# Signs To Notice If A Mud Crab Is Stealing Your Bait!



## Scuba Chris (Mar 12, 2018)

Signs To Notice If A Mud Crab Is Stealing Your Bait!

Mud Crabs (also Samoan or Sole Crabs) are found throughout the Pacific & Indian Oceans. I've seen & ate them from the Philippines (known as aliamanu) to Australia & Indonesia to Thailand. In Singapore there are massive farms raising these powerful crustaceans. In Hawaii they are sought after as Samoan Crabs.

Today i could tell after watching my rig that a large Samoan Crab was after my bait. You need to be aware of the signs. 
1) The bait pulling that creates rod tip vibrations.

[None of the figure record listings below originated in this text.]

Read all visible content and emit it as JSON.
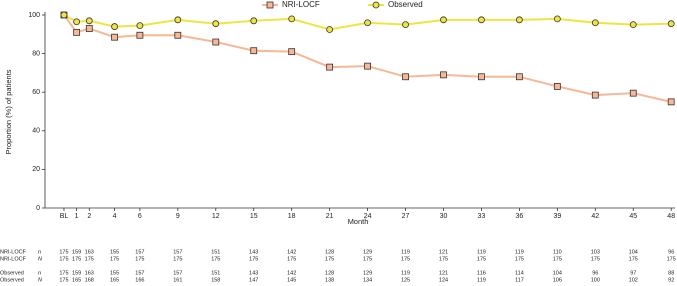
{
  "chart_data": {
    "type": "line",
    "xlabel": "Month",
    "ylabel": "Proportion (%) of patients",
    "x": [
      0,
      1,
      2,
      4,
      6,
      9,
      12,
      15,
      18,
      21,
      24,
      27,
      30,
      33,
      36,
      39,
      42,
      45,
      48
    ],
    "series": [
      {
        "name": "NRI-LOCF",
        "color": "#f6b896",
        "marker": "square",
        "values": [
          100,
          91,
          93,
          88.5,
          89.5,
          89.5,
          86,
          81.5,
          81,
          73,
          73.5,
          68,
          69,
          68,
          68,
          63,
          58.5,
          59.5,
          55
        ]
      },
      {
        "name": "Observed",
        "color": "#f0e442",
        "marker": "circle",
        "values": [
          100,
          96.5,
          97,
          94,
          94.5,
          97.5,
          95.5,
          97,
          98,
          92.5,
          96,
          95,
          97.5,
          97.5,
          97.5,
          98,
          96,
          95,
          95.5
        ]
      }
    ],
    "xlim": [
      -1.5,
      48.3
    ],
    "ylim": [
      0,
      100
    ],
    "xticks": [
      {
        "value": 0,
        "label": "BL"
      },
      1,
      2,
      4,
      6,
      9,
      12,
      15,
      18,
      21,
      24,
      27,
      30,
      33,
      36,
      39,
      42,
      45,
      48
    ],
    "yticks": [
      0,
      20,
      40,
      60,
      80,
      100
    ],
    "legend": "top",
    "table": [
      {
        "group": "NRI-LOCF",
        "stat": "n",
        "values": [
          175,
          159,
          163,
          155,
          157,
          157,
          151,
          143,
          142,
          128,
          129,
          119,
          121,
          119,
          119,
          110,
          103,
          104,
          96
        ]
      },
      {
        "group": "NRI-LOCF",
        "stat": "N",
        "values": [
          175,
          175,
          175,
          175,
          175,
          175,
          175,
          175,
          175,
          175,
          175,
          175,
          175,
          175,
          175,
          175,
          175,
          175,
          175
        ]
      },
      {
        "group": "Observed",
        "stat": "n",
        "values": [
          175,
          159,
          163,
          155,
          157,
          157,
          151,
          143,
          142,
          128,
          129,
          119,
          121,
          116,
          114,
          104,
          96,
          97,
          88
        ]
      },
      {
        "group": "Observed",
        "stat": "N",
        "values": [
          175,
          165,
          168,
          165,
          166,
          161,
          158,
          147,
          145,
          138,
          134,
          125,
          124,
          119,
          117,
          106,
          100,
          102,
          92
        ]
      }
    ]
  }
}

A simple bell will alert you. Note that it won't take off, if it does after the pulling it may be a stingray. 
2) After a good pull there will be tremendous weight that'll give a little. Sometimes the line will tangle in the joints. If you're lucky the hook will catch it. Most times the crab will let go. If your lucky you might get the claw as a souvenir! 
3) Inspect your leader line. Most times you'll see multiple "crimp" markings from the claws. If this happens change that line, they're weak points if you re-use the line.

I decided to go out a day before the Hurricane passes. It was extremely windy & a few days before The King's Tide. Remember to mentally mark that area so you don't recast there (unless you want your bait stolen again). Just know the signs.


----------